Pope Francis is to visit Ireland in August – the first papal visit to the country for almost 40 years.
He will arrive in Dublin as the city hosts of the World Meeting of Families, an international Catholic event which is staged every three years.
The last pontiff to visit the Republic of Ireland was Pope John Paul II. He drew crowds of over 2.5m – more than half the state’s population – in 1979.
There has been no announcement about any possible visit to Northern Ireland.
Like John Paul II, he will celebrate Mass in Dublin’s Phoenix Park.
He will also take part in the ‘Festival of Families’ in Croke Park, the headquarters of the Gaelic Athletic Association (GAA). It is one of the largest stadiums in Europe with a capacity of more than 82,000.
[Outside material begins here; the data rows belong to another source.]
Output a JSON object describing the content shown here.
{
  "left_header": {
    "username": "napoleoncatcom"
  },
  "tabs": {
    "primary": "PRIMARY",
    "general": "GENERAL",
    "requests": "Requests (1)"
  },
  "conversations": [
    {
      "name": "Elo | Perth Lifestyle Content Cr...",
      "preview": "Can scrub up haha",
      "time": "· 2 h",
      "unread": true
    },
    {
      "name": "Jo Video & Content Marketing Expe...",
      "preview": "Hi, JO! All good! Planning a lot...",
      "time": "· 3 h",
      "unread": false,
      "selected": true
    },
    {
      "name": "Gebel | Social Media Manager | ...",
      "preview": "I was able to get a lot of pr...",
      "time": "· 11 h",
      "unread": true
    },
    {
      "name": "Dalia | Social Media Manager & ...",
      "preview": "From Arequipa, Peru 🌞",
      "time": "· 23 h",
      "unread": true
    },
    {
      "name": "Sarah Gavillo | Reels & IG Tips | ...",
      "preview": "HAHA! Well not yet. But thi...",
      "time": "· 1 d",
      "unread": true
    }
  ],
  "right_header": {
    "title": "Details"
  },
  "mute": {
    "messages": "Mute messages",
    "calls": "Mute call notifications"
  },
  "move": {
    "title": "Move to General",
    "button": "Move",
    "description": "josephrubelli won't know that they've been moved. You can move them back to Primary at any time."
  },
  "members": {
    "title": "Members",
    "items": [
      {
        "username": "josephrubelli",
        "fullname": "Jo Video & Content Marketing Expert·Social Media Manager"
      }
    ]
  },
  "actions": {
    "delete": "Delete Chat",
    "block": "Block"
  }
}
The announcement, which was widely expected, has been welcomed by the Catholic bishops in Ireland.
Pope Francis will arrive in a vastly changed and much more secular Ireland.
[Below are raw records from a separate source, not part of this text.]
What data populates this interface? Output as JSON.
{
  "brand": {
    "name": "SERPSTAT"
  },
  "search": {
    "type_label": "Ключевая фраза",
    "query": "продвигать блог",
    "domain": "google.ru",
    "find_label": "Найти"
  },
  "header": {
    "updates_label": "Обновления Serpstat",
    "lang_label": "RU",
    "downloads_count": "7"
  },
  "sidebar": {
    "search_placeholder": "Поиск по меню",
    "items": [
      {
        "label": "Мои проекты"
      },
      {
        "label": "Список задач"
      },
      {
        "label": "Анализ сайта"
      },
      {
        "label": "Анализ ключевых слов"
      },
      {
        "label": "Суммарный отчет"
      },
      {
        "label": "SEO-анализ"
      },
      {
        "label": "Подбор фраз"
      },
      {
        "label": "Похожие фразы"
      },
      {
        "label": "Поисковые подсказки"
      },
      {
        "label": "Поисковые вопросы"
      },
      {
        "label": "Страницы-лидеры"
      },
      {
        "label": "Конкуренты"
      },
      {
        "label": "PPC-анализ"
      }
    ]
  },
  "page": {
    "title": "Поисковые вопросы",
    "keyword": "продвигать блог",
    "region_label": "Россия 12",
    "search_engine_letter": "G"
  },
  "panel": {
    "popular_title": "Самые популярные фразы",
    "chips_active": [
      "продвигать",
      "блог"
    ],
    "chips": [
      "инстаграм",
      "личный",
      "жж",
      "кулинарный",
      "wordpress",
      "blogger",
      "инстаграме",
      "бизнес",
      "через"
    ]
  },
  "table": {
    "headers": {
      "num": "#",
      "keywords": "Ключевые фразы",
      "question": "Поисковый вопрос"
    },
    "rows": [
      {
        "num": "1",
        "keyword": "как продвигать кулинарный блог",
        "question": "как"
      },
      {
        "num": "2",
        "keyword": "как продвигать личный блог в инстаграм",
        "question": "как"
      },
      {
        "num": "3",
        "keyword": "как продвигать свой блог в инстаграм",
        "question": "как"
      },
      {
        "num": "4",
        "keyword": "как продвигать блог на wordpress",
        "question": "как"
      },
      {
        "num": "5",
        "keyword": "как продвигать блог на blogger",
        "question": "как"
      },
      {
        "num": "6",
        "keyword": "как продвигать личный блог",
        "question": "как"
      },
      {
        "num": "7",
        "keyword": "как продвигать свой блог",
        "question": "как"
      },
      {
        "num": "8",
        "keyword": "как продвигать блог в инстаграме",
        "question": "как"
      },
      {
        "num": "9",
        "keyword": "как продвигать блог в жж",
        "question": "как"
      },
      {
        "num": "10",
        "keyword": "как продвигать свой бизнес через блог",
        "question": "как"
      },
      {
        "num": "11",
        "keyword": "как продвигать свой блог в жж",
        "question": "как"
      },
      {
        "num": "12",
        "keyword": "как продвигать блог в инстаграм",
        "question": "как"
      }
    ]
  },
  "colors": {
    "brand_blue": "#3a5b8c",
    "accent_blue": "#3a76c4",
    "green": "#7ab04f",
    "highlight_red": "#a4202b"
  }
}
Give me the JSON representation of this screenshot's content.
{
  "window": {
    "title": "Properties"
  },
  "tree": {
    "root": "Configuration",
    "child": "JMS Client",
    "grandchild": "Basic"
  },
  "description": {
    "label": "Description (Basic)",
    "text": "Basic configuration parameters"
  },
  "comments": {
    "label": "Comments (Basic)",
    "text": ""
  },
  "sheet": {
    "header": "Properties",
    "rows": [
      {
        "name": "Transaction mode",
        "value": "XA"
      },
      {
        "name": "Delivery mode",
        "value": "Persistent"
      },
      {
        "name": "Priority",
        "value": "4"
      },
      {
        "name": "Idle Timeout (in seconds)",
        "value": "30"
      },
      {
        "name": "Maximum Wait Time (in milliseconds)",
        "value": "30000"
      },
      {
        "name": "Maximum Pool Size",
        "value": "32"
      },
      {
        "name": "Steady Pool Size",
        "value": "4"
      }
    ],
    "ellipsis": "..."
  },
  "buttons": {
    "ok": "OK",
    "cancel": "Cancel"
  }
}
It was once considered among the most conservative countries in Europe, where the Catholic Church wielded great power and influence over the state authorities.
Until the 1990s, homosexuality and divorce were illegal.
Homosexuality was decriminalised in 1993 and the ban on divorce was removed by a referendum in 1995.
In 2015, the Republic of Ireland became the first state in the world to make same-sex marriage legal by a popular vote.